- The paper introduces the M3KE benchmark, which comprises 20,477 multiple-choice questions over 71 tasks covering a wide range of Chinese educational topics.
- It demonstrates that Chinese LLMs, especially smaller and less instruction-tuned models, perform near random compared to GPT-3.5's 48% average accuracy.
- The findings highlight the benefits of advanced instruction tuning and model scaling to enhance cross-task generalization in Chinese language models.
Evaluation of LLMs with the M3KE Benchmark
The paper presents a comprehensive examination of the evaluation capabilities of Chinese LLMs using a newly developed benchmark named M3KE: a Massive Multi-Level Multi-Subject Knowledge Evaluation benchmark. The focus of the research lies in evaluating the breadth and depth of knowledge acquired by various Chinese LLMs, spanning multiple domains and educational levels, evaluated under zero- and few-shot learning paradigms.
M3KE: Benchmark Characteristics
M3KE encompasses an extensive collection of 20,477 multiple-choice questions sourced from 71 distinct tasks. These tasks are diverse, covering all main sectors of the Chinese educational curriculum—ranging from primary school topics to college-level and beyond. The subjects assessed include areas such as arts, humanities, social sciences, and natural sciences, as well as specialized topics like ancient Chinese language and traditional Chinese medicine. This exhaustive variety provides a broad platform to assess the competencies of Chinese LLMs effectively, enabling standardized performance comparison across different domains and educational levels.
Performance Analysis
The evaluation includes several pre-trained and instruction-tuned models, with parameter sizes ranging from 335M to 130B. Key findings showed a noticeable performance gap between these models and GPT-3.5, with the latter achieving an average accuracy of around 48% on M3KE. The smaller models and those with fewer instruction-tuning epochs generally displayed near-random performance, especially at the primary school level tasks. Notably, this reveals a significant room for improvement in the field of Chinese LLMs when compared to leading English-LLMs.
Instruction Tuning and Model Size
Among the tested models, the ones which had undergone supervised fine-tuning on instructions demonstrated varying degrees of success. Models such as ChatGLM-6B and BELLE-7B exhibited promising results, indicating the potential benefits of using instruction-tuning to enhance model generalization across tasks. Moreover, the variations in model performance as a function of size and instruction volume underline the impact of training strategies on the final capabilities of LLMs.

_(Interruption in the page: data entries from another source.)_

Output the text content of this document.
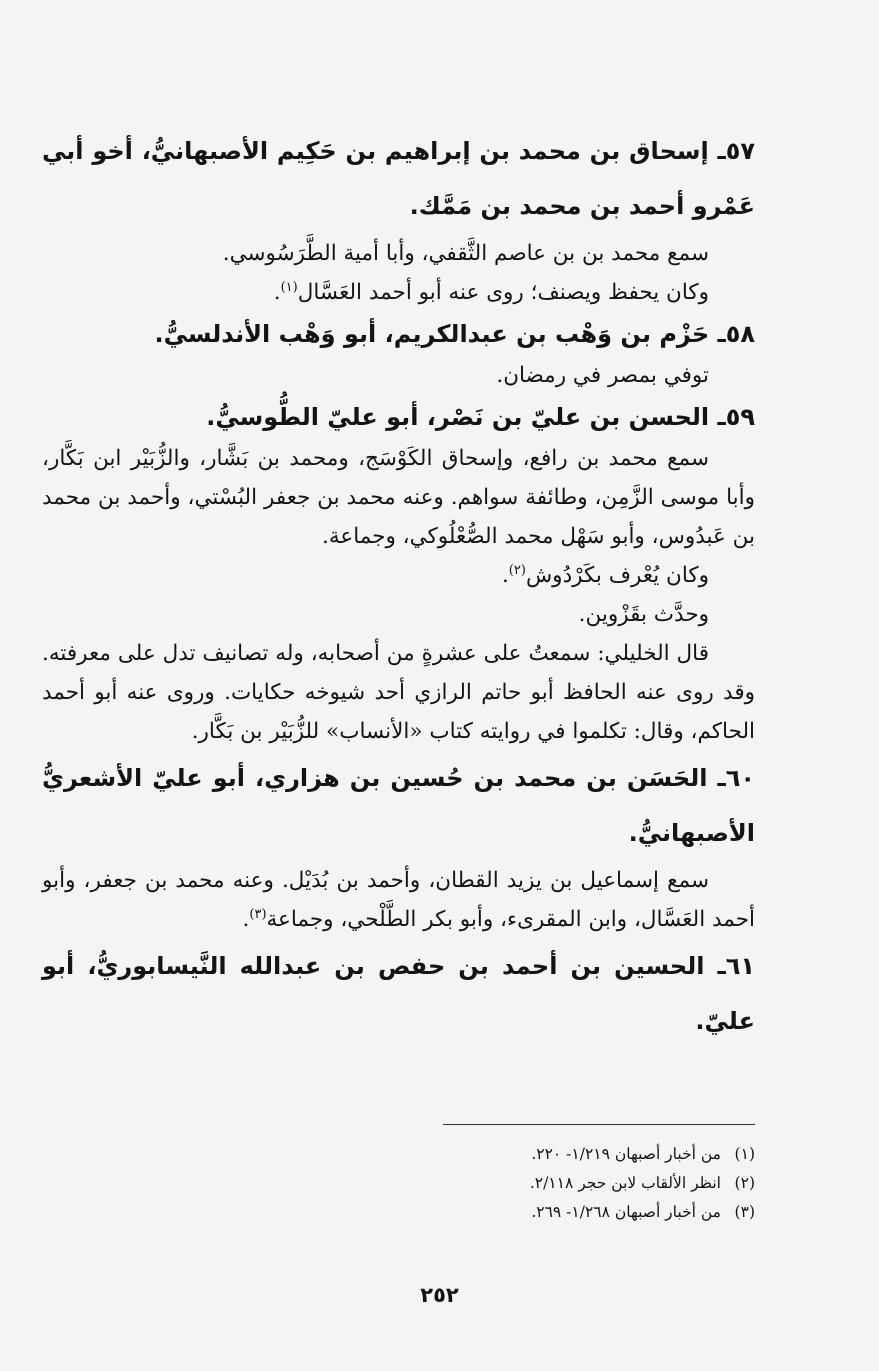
٥٧ـ إسحاق بن محمد بن إبراهيم بن حَكِيم الأصبهانيُّ، أخو أبي عَمْرو أحمد بن محمد بن مَمَّك.

سمع محمد بن بن عاصم الثَّقفي، وأبا أمية الطَّرَسُوسي.

وكان يحفظ ويصنف؛ روى عنه أبو أحمد العَسَّال$^{(١)}$.

٥٨ـ حَزْم بن وَهْب بن عبدالكريم، أبو وَهْب الأندلسيُّ.

توفي بمصر في رمضان.

٥٩ـ الحسن بن عليّ بن نَصْر، أبو عليّ الطُّوسيُّ.

سمع محمد بن رافع، وإسحاق الكَوْسَج، ومحمد بن بَشَّار، والزُّبَيْر ابن بَكَّار، وأبا موسى الزَّمِن، وطائفة سواهم. وعنه محمد بن جعفر البُسْتي، وأحمد بن محمد بن عَبدُوس، وأبو سَهْل محمد الصُّعْلُوكي، وجماعة.

وكان يُعْرف بكَرْدُوش$^{(٢)}$.

وحدَّث بقَزْوين.

قال الخليلي: سمعتُ على عشرةٍ من أصحابه، وله تصانيف تدل على معرفته. وقد روى عنه الحافظ أبو حاتم الرازي أحد شيوخه حكايات. وروى عنه أبو أحمد الحاكم، وقال: تكلموا في روايته كتاب «الأنساب» للزُّبَيْر بن بَكَّار.

٦٠ـ الحَسَن بن محمد بن حُسين بن هزاري، أبو عليّ الأشعريُّ الأصبهانيُّ.

سمع إسماعيل بن يزيد القطان، وأحمد بن بُدَيْل. وعنه محمد بن جعفر، وأبو أحمد العَسَّال، وابن المقرىء، وأبو بكر الطَّلْحي، وجماعة$^{(٣)}$.

٦١ـ الحسين بن أحمد بن حفص بن عبدالله النَّيسابوريُّ، أبو عليّ.

(١)من أخبار أصبهان ١/٢١٩- ٢٢٠.

(٢)انظر الألقاب لابن حجر ٢/١١٨.

(٣)من أخبار أصبهان ١/٢٦٨- ٢٦٩.

٢٥٢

Implications and Future Directions
The findings underscore the need for more sophisticated training strategies tailored to enhance the cross-task generalization of Chinese LLMs. The disparity in performance between GPT-3.5 and other open-sourced models suggests significant potential gains through further studies into architectures, training paradigms, and linguistic data processing tailored to non-English languages. The insights gained through the M3KE benchmark could guide future research toward optimizing multilingual, cross-disciplinary AI models.
Overall, this research significantly contributes to the ongoing discourse on LLM evaluation and provides an imperative foundation for extensions into other high-resource languages. Such progressive steps are crucial for advancing AI capabilities in a global educational context, where model applicability spans multiple cultural and academic specificities.